In 2014, Eric Garner yelled the words “I can’t breathe” before he was killed by the NYPD. This past summer, the same words were said by George Floyd before he too was killed by police in Minnesota. Since then, the phrase has become a rallying cry for the Black community, representing the oppression and discrimination they continue to face and the need for drastic change. And yet, white anti-maskers have claimed it as their own.
In the age of a major pandemic, the thought of refusing to wear masks, one of the only things proven to protect people from COVID, is already absurd to me. But chanting “I can’t breathe” at anti-mask protests, likening the discomfort of wearing a mask to the oppression of Black Americans? It’s privileged, it’s tasteless and it’s intolerable.
Black people struggle to breathe every day.
The issue begins with a lack of access to quality education amongst Black communities. According to a 2011 study by the United Negro College Fund, only 57% of Black students have access to a full range of math and science courses needed to be prepared for college, in comparison to to 71% of white students. This puts Black students at a disadvantage from a young age, limiting their career options for the future. In 2019 the U.S. Bureau of Labor found that because of the lack of resources, the Black community is largely over-represented in “essential workforces.” Thus, during this pandemic, many black employees do not have the luxury of working remotely and are at an increased risk of exposure to COVID.

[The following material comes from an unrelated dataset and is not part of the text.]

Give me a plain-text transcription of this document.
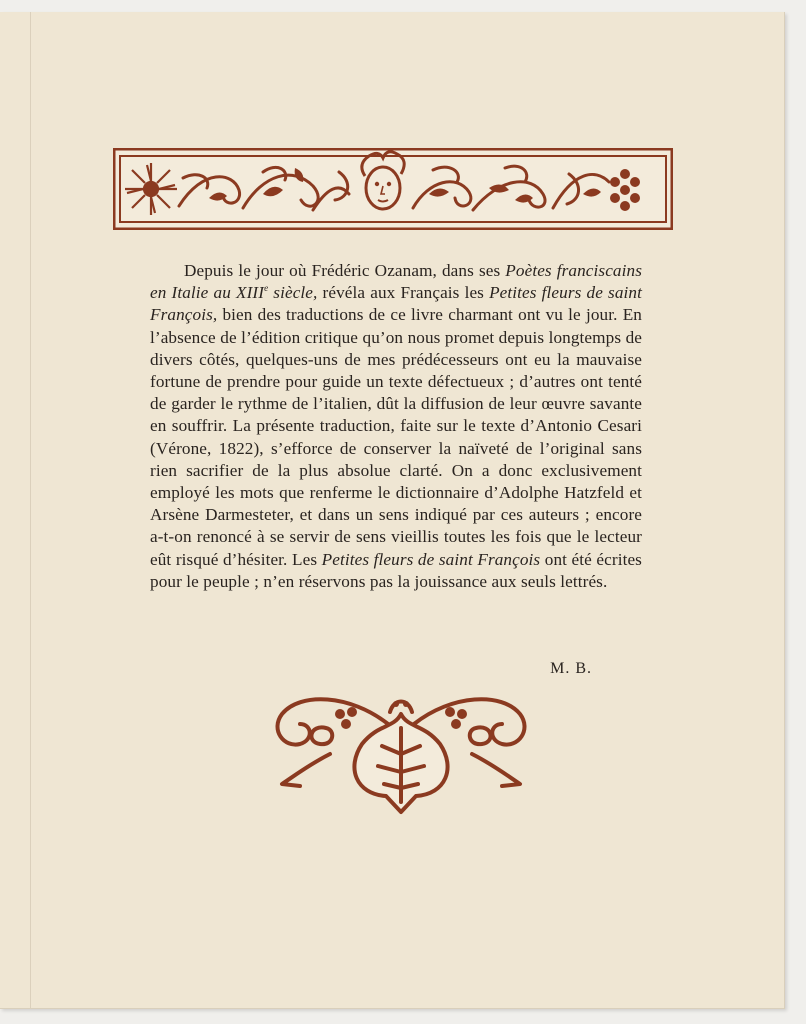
Depuis le jour où Frédéric Ozanam, dans ses Poètes franciscains en Italie au XIIIe siècle, révéla aux Français les Petites fleurs de saint François, bien des traductions de ce livre charmant ont vu le jour. En l’absence de l’édition critique qu’on nous promet depuis longtemps de divers côtés, quelques-uns de mes prédécesseurs ont eu la mauvaise fortune de prendre pour guide un texte défectueux ; d’autres ont tenté de garder le rythme de l’italien, dût la diffusion de leur œuvre savante en souffrir. La présente traduction, faite sur le texte d’Antonio Cesari (Vérone, 1822), s’efforce de conserver la naïveté de l’original sans rien sacrifier de la plus absolue clarté. On a donc exclusivement employé les mots que renferme le dictionnaire d’Adolphe Hatzfeld et Arsène Darmesteter, et dans un sens indiqué par ces auteurs ; encore a-t-on renoncé à se servir de sens vieillis toutes les fois que le lecteur eût risqué d’hésiter. Les Petites fleurs de saint François ont été écrites pour le peuple ; n’en réservons pas la jouissance aux seuls lettrés.

M. B.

Additionally, environmental racism, which refers to disproportionate environmental hazards in communities of color, furthers chances of exposure to COVID. In a 2018 study, the Environmental Protection Agency found that on average, black people are exposed to about 1.5 times more particulate matter than white people. The study linked such exposure to frequent development of underlying health conditions including asthma, known to increase the risk and severity of COVID cases.
If a Black person is to contract the virus, implicit bias and racial disparities in the healthcare system pose major barriers to recovery. In 2005, the National Academy of Medicine found that “racial and ethnic minorities receive lower-quality health care than white people—even when insurance status, income, age, and severity of conditions are comparable.”
Data supports the disproportionate harm that COVID has had on Black people. According to a study conducted in April of this year by the Associated Press, at the time Black people comprised 42% of the nation’s COVID deaths, while only accounting for 21% of the total population across six major U.S. cities.
And now, white anti-maskers are using a phrase meant to support Black lives to instead justify spreading a virus that just so happens to disproportionately harm Black lives.
Black people can’t breathe when a broken system weighs down on them, limiting them in their opportunities for the future. Black people can’t breathe when they are forced to work in hazardous conditions. Black people can’t breathe when they are exposed to excessive pollution in their communities. Black people can’t breathe when they recieve inferior treatment from healthcare workers. Black people can’t breathe when America fails them again and again.
White people, you CAN breathe, even while wearing a mask. Recognize your privilege and stop misappropriating this important cultural phrase.